My Fair Lady
Music by Frederick Loewe, book and lyrics by Alan Jay Lerner
Reviewed by Robert Viagas
The 2018 Lincoln Center revival of My Fair Lady benefits greatly from its new brace of leads, with Tony winner Laura Benanti joining the cast as a sweet and strong Eliza Doolittle, and Danny Burstein taking the role of her hard-partying father, Alfie Doolittle, and the formidable Rosemary Harris in the cameo role of Higgin’s mother in Bartlett Sher’s lavish Tony-nominated revival of the perennially popular 1956 Broadway classic.
They join Harry Hadden-Paton (as Henry Higgins) and other members of the original revival cast who opened the show last spring.
When she’s the cockney-speaking Eliza in Act I, Benanti sings her numbers like “Just You Wait” in a sturdy chest tone. But as she transforms to the upper-class Eliza following “The Rain in Spain,” she rolls out her loverly upper register, beautifully showcased in “I Could Have Danced All Night.” The actress who appears regularly as First Lady Melania Trump on “The Late Show with Stephen Colbert” burnishes her reputation as a master of accents in this musical about the social importance of accents.
As he did with his sterling revivals of The King and I, South Pacific, and other shows, Sher leaves the classic script alone, but manages to find all sorts of charming, comic and telling moments to stage and put new spins on certain scenes. Perhaps the most dramatic change comes in the last moment of the show, when Eliza gives a tougher and more contemporary response to Higgins’ curtain line, “Where the devil are my slippers?,” than audiences may be used to. Without spoiling the surprise, let’s just say that Sher moved the show more in line with the source material, George Bernard Shaw’s politically-themed Pygmalion.

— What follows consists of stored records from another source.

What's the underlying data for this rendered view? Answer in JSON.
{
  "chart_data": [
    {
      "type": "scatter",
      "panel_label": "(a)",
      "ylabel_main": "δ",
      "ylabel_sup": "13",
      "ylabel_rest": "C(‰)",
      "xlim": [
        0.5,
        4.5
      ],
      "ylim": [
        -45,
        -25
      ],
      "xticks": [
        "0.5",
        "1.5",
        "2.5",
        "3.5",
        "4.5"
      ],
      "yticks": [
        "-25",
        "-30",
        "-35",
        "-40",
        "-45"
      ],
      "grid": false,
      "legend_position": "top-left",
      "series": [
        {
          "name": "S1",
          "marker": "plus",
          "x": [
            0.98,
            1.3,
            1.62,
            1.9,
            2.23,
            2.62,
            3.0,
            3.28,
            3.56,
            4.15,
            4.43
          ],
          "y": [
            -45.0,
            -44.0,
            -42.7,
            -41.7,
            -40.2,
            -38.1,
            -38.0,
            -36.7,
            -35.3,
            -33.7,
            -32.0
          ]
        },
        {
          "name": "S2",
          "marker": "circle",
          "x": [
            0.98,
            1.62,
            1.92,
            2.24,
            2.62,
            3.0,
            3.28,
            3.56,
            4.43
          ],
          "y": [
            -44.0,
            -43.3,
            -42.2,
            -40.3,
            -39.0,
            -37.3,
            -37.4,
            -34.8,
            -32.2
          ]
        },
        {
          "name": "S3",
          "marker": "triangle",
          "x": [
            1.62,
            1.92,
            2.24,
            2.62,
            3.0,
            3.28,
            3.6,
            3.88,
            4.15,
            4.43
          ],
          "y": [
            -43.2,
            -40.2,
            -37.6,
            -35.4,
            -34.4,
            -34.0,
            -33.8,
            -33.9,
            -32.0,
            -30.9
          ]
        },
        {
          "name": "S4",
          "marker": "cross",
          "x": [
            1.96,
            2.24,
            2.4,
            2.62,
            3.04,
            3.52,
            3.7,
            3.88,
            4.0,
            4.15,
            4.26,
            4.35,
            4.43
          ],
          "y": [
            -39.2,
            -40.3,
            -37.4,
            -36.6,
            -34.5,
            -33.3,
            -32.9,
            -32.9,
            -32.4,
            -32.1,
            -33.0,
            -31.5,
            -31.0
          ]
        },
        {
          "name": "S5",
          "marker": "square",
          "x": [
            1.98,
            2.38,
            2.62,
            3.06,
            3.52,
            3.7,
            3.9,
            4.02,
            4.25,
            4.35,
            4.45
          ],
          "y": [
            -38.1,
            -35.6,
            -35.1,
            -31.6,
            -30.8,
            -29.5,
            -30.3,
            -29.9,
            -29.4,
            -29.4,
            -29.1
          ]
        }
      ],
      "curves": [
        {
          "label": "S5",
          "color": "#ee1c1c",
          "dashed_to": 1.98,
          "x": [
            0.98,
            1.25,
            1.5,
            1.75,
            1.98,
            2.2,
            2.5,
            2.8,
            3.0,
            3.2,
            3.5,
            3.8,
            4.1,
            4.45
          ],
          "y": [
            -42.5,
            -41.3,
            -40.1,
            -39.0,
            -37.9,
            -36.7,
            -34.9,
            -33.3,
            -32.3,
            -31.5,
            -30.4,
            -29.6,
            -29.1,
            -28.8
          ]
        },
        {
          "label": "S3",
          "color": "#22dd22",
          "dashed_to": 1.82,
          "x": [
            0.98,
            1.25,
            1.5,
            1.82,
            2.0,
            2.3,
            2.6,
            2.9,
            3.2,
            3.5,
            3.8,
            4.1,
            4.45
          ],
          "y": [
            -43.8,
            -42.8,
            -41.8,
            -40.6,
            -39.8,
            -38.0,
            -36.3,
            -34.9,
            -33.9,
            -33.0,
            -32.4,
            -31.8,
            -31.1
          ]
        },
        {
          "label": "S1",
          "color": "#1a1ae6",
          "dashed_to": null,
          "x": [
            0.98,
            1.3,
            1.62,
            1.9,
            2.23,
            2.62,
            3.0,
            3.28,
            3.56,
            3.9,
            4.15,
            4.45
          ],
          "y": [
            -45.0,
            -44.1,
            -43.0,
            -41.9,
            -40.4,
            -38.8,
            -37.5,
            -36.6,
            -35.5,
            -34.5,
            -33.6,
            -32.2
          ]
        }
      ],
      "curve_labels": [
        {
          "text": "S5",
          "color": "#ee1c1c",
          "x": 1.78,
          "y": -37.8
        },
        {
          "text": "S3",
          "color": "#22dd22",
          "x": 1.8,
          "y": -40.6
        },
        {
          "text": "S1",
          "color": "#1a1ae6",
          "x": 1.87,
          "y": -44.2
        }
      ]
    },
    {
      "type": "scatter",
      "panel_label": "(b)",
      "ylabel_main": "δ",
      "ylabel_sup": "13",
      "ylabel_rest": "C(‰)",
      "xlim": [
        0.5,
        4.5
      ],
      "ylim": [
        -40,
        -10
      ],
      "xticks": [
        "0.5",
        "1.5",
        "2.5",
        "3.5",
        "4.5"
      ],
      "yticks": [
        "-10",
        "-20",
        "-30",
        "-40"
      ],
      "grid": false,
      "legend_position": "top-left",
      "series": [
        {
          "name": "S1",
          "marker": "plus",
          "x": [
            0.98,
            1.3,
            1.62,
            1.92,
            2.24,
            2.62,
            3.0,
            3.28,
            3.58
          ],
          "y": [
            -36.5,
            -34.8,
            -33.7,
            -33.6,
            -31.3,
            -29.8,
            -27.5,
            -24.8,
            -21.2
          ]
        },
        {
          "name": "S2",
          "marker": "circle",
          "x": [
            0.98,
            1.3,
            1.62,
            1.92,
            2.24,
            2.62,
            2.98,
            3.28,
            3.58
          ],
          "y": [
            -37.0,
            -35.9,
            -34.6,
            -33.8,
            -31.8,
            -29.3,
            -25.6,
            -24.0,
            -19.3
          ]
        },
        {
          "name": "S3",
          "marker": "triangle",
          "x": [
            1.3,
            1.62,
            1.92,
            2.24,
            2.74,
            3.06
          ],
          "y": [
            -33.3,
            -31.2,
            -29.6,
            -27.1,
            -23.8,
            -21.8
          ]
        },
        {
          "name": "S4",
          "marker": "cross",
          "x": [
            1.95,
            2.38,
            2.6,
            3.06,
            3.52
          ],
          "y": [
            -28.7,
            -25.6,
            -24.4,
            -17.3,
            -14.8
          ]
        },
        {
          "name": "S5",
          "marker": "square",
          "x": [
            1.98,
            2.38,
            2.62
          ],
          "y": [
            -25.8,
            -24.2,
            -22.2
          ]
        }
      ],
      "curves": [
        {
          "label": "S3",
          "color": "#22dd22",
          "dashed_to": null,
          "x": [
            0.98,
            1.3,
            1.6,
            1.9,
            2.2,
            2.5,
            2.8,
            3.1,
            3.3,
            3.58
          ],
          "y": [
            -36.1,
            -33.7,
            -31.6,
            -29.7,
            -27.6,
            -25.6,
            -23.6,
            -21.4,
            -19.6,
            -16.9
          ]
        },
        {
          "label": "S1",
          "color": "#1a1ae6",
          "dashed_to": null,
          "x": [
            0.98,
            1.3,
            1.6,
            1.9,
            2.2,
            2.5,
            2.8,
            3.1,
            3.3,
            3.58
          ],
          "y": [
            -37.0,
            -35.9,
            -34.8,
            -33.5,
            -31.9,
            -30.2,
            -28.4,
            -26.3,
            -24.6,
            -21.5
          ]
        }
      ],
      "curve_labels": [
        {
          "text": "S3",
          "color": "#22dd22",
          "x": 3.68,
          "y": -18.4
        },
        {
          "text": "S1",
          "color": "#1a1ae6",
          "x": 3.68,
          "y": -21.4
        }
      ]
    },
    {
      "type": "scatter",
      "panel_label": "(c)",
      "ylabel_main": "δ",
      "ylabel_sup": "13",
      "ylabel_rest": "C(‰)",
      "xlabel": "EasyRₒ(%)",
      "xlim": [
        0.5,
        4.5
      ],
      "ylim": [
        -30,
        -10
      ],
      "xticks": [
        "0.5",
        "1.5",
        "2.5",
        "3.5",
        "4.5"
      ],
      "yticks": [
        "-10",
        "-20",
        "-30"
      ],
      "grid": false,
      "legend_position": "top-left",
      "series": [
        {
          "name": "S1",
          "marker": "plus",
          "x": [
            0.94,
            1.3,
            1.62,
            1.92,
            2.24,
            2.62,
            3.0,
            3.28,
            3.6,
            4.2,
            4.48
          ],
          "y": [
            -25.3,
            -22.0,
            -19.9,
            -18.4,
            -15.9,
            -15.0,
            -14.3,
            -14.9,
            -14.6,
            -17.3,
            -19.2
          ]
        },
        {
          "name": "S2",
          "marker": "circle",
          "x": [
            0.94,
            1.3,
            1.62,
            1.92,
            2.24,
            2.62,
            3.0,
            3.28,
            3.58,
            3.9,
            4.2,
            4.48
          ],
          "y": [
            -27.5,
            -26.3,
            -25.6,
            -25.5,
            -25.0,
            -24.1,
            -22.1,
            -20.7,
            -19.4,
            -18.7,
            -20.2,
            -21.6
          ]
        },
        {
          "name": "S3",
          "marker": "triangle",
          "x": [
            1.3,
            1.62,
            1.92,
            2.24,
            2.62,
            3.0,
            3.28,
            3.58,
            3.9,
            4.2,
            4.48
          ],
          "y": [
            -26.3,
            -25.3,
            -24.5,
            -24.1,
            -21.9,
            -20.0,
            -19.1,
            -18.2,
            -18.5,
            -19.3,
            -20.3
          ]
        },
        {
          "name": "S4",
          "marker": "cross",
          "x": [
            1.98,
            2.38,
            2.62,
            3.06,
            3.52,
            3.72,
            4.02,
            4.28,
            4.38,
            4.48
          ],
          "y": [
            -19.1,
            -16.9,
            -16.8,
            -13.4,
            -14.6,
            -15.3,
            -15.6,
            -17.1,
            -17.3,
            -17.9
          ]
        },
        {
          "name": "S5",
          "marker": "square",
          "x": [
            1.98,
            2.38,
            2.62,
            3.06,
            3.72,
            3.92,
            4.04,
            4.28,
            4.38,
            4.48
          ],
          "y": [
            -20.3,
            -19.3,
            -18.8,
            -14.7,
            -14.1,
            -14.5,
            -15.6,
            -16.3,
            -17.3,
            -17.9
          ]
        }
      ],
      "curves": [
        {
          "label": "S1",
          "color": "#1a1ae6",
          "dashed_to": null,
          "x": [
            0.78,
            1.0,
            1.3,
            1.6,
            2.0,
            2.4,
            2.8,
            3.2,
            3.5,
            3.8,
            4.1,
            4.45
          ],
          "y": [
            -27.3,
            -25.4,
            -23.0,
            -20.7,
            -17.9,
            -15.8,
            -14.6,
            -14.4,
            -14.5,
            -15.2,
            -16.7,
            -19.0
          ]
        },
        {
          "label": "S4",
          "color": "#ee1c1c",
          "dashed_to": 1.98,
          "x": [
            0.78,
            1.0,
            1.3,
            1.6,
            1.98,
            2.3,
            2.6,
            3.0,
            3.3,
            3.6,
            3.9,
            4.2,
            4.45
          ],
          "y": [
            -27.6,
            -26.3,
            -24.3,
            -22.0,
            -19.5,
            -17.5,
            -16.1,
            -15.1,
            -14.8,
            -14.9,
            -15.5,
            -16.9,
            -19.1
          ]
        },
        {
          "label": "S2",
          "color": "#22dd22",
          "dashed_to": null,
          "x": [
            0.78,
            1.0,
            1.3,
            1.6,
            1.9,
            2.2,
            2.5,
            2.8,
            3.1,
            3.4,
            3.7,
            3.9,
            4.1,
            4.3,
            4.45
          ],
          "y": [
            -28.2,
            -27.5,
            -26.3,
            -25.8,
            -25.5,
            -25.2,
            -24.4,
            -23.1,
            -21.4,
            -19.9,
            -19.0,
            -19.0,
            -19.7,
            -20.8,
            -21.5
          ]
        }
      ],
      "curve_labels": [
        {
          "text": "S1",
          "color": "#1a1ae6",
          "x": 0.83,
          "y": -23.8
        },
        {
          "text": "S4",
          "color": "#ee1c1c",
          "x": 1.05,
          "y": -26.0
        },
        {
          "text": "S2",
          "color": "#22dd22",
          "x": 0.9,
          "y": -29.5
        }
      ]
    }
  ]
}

For all its beauty, this is a tougher, leaner My Fair Lady, less focused on the elegant costumes and ambivalent romance, and more focused on the question of how externals like accent and class often mask what’s truly important in the way people ought to regard and treat one another.
That said, Sher never loses sight of the fact that this is a musical. The high point of the show comes in Act II when Burstein brings the house down, leading the chorus in a high-kicking and uproarious tribute to British Musical Hall, “Get Me to the Church on Time.”
Master conductor Ted Sperling wields the baton over a majestic 29-piece orchestra throughout the show, putting a high polish on the original Robert Russell Bennett and Phil Lang orchestrations for the classic Lerner & Loewe score.
My Fair Lady continues its open-ended run at the Vivian Beaumont Theatre at Lincoln Center Theater in Manhattan.